Note: The typical route climbs the gully after the crux and does not stay on the rock. Our variation was an accident that proved very fun but is does have constant groundfall potential for both the leader and the second. Also, if you decide to do our variation, be confident you can pull a short 5.7 move because you will factor 2 your anchor and land on your belayer if you blow it. On the easier stretches, this is more runout than your usual Flatiron jaunt.

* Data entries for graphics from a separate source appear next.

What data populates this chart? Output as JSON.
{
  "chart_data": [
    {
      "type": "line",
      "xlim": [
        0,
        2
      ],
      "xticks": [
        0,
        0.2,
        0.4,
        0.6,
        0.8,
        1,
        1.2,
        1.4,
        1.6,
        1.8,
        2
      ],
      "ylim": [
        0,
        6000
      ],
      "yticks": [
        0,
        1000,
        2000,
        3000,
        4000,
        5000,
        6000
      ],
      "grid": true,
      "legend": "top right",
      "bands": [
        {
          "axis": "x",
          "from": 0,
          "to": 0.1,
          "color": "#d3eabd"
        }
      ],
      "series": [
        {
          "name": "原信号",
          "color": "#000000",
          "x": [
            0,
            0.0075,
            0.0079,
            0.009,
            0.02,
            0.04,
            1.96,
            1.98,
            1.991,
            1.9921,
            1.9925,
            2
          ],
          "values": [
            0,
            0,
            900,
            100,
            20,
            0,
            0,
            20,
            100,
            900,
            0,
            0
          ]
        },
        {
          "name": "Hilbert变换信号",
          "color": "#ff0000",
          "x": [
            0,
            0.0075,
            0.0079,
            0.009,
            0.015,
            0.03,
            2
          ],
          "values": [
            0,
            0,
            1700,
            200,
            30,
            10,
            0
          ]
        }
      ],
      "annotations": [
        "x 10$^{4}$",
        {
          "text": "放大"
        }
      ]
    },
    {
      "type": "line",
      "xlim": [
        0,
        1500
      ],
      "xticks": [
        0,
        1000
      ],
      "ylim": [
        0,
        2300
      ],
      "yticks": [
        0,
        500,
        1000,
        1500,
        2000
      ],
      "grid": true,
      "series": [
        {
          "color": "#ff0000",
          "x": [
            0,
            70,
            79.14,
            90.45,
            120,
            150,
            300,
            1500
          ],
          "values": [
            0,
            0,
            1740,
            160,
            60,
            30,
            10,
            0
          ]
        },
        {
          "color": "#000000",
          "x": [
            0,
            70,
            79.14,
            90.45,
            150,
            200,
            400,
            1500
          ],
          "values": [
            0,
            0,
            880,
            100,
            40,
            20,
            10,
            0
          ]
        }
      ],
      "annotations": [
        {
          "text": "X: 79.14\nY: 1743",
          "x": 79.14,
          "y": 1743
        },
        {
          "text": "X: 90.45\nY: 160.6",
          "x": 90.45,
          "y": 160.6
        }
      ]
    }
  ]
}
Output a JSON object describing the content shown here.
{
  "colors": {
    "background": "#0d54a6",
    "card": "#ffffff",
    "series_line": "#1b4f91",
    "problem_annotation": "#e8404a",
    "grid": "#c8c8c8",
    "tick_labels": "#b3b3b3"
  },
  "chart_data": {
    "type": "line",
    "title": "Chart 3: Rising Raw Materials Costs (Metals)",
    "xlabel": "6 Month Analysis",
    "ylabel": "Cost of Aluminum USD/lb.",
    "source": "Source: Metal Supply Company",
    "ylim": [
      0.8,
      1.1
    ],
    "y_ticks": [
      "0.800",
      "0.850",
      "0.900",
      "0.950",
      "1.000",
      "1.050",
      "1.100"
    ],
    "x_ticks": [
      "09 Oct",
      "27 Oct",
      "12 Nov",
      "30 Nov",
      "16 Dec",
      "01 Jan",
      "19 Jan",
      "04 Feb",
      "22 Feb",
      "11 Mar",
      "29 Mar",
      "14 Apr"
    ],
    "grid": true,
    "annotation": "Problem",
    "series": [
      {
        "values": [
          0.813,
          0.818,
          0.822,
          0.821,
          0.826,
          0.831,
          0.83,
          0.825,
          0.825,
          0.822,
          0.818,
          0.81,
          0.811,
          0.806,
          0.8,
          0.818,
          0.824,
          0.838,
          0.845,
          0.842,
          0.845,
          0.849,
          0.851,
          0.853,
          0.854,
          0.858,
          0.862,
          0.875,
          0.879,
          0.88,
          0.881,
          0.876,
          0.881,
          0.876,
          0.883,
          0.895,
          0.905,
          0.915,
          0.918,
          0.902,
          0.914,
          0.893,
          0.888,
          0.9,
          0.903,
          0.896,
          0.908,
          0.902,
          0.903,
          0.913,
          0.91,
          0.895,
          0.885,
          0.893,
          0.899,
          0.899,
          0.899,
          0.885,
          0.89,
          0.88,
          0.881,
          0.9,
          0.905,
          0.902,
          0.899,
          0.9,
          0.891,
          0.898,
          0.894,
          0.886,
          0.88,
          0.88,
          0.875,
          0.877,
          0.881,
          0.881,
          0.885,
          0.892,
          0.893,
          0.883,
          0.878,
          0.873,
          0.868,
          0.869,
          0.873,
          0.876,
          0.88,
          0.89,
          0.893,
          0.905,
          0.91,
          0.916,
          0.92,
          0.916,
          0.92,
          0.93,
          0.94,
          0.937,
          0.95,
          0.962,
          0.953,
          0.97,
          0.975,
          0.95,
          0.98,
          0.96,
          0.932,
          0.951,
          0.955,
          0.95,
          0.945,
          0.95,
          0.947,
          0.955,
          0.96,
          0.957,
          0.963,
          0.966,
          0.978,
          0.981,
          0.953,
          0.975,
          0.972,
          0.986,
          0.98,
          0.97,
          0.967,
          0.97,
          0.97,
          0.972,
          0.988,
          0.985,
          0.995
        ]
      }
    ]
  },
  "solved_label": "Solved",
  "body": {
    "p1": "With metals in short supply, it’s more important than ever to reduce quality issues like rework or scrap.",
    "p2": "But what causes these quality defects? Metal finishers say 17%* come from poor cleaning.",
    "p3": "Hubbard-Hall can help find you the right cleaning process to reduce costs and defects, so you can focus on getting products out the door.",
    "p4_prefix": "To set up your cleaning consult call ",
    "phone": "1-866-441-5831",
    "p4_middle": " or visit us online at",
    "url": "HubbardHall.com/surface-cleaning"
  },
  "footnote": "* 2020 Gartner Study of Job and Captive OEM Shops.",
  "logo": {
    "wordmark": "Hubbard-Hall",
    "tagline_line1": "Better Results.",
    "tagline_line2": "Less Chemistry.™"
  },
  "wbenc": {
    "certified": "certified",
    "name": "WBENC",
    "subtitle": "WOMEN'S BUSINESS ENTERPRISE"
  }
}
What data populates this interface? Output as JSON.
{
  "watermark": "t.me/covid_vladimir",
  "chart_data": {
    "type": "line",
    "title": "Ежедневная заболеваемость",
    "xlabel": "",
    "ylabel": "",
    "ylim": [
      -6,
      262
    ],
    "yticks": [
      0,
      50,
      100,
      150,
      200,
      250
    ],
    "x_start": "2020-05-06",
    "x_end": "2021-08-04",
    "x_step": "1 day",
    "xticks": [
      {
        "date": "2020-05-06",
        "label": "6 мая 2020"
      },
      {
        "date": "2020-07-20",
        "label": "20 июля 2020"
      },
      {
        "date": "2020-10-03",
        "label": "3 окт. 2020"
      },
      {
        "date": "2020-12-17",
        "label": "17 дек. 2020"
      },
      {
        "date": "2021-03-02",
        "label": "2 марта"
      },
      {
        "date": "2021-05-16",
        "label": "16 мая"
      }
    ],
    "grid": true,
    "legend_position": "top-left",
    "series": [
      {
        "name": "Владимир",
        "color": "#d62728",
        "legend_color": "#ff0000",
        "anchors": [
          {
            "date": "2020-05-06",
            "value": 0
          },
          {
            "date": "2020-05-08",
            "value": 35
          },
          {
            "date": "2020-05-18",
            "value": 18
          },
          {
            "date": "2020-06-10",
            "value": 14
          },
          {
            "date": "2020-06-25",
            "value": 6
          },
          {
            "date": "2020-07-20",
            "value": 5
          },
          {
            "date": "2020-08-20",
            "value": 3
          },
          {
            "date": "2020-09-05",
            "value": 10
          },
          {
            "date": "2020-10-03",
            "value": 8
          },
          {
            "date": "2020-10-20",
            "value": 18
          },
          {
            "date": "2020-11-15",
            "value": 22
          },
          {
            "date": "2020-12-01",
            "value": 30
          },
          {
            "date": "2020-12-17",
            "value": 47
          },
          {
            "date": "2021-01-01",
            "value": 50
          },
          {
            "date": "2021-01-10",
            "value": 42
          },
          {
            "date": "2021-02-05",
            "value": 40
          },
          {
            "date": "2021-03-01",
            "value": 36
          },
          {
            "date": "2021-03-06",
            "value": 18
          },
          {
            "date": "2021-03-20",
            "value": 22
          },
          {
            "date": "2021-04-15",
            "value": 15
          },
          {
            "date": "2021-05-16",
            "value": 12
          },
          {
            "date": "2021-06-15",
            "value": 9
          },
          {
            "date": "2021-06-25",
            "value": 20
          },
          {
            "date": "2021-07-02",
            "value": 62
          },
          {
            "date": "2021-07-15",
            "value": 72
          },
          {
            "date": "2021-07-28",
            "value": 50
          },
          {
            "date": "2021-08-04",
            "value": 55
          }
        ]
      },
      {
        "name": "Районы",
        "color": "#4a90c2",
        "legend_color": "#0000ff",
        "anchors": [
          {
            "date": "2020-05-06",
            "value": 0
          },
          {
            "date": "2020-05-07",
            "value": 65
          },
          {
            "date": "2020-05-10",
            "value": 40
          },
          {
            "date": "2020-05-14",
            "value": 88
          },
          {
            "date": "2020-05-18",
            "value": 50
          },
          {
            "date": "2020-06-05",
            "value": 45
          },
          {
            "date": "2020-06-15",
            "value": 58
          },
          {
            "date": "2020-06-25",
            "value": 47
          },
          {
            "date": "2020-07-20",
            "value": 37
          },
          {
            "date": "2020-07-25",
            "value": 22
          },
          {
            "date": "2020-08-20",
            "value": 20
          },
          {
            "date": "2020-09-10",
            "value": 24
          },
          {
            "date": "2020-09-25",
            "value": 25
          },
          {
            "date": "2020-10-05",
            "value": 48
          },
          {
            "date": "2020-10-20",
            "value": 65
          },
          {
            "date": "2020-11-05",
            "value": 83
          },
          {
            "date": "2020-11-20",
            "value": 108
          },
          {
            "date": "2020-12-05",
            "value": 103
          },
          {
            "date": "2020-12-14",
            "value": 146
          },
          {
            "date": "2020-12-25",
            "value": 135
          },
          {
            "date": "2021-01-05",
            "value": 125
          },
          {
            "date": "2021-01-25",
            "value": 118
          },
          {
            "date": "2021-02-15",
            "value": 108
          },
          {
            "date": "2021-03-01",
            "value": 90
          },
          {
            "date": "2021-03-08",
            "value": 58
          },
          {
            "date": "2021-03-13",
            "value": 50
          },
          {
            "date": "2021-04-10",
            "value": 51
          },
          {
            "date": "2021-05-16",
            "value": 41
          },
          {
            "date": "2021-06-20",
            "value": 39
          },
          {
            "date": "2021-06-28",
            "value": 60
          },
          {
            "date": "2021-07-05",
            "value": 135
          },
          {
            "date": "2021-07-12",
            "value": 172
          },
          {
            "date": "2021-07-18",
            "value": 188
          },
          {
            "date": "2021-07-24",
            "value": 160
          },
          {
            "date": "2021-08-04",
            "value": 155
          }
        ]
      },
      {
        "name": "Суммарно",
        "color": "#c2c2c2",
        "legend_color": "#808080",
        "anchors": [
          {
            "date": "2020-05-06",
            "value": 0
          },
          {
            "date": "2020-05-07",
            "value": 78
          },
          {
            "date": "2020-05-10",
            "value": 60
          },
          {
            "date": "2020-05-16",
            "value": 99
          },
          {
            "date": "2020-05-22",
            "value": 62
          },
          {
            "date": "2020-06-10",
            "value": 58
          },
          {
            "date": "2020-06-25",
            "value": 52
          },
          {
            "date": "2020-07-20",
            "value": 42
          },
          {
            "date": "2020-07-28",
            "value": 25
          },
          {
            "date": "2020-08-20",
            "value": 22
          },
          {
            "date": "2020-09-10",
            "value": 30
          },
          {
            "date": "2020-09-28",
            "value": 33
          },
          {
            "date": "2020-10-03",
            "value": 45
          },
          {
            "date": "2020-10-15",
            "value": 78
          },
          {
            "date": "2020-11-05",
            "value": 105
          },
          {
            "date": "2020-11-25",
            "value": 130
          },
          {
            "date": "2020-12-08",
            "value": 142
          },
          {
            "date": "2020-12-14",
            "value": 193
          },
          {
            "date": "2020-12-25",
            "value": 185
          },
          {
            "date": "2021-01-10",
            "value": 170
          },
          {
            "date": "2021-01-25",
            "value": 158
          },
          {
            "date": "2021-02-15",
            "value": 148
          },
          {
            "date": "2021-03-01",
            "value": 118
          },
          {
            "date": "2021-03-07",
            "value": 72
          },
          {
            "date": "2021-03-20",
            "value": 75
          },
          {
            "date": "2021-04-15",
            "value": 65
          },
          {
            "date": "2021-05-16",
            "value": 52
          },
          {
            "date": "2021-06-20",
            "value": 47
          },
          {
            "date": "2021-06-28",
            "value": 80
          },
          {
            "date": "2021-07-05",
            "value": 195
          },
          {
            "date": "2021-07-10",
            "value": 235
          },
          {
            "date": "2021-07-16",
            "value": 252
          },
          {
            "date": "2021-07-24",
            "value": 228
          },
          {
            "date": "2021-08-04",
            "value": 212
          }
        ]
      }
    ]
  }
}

Still on summer mode, we decided to head back to the Flatirons and climb the Second Flatiron. Free for All is the easiest way to ascend directly from the toe of the rock to the highest point of the Second aka the Pullman Car and I'd always wanted to climb it. It was quickly apparent that leaving the trailhead at noon was a terrible mistake as the temps pushed toward the 90s. Having soloed both Freeway and Dodge Block, I knew roughly were to go and made short work of the first pitches. My feet felt like they were burning in my shoes in the heat and I coiled the rope on them as I belayed to provide a little cover. Traversing toward the Pullman Car required dodging some small patches of poison ivy on the rock. Finally at the base of the crux, I got excited about the climb. The Pullman Car loomed above and the pitch worked delicately up toward it on small holds. On the next pitch I made a mistake, and ended up leading us up a much harder and exposed rib of rock than I had to trying to gain the east face. Some clouds mercifully gave us some cover from the scorching sun and we breezed up the final arete to the summit. I had a new appreciation for the Second Flatiron and admired it's statelier siblings to the north and south.
Route:
P0: This can be pitched or soloed. From the base of the Second, climb straight up the face to gain the Freeway arete. Leave the ridge and aim for the Pullman Car. About 300' from the Freeway arete, look for a weakness in the gully to the left and traverse across to a small small ledge below the large overhang of the Pullman Car. 5.2 ≈700'
P1: Veer into a narrow slot that leads up to the overhang above. Climb a narrow/thin face above and traverse left on exposed jugs. Belay at left corner of the overhang to avoid rope drag. 5.6 ≈100'
P2: Climb up the edge of the face to where the gully is easily accessible. Standard route goes into the gully. Ignore the real route and get ready for some thin traversing. Stick to the rock and make an ascending traverse on the barely-existing ramp about 15' above the gully below. Set up a hanging belay right at the end of the "ramp" and below a small overhang that looks easier than everything else before. Protect your second! 5.4 ≈100'
P3: Pull the overhang while being very cautious not to fall on your belayer. Move straight up toward the east face and belay at a small ledge. 5.7 ≈70'
P4: Shoot straight to the top up the fun arete. 4th class ≈120'
Descent: Either make a single rappel or downclimb the exposed and tricky west face route.
Note: The typical route climbs the gully after the crux and does not stay on the rock. Our variation was an accident that proved very fun but is does have constant groundfall potential for both the leader and the second. Also, if you decide to do our variation, be confident you can pull a short 5.7 move because you will factor 2 your anchor and land on your belayer if you blow it. On the easier stretches, this is more runout than your usual Flatiron jaunt.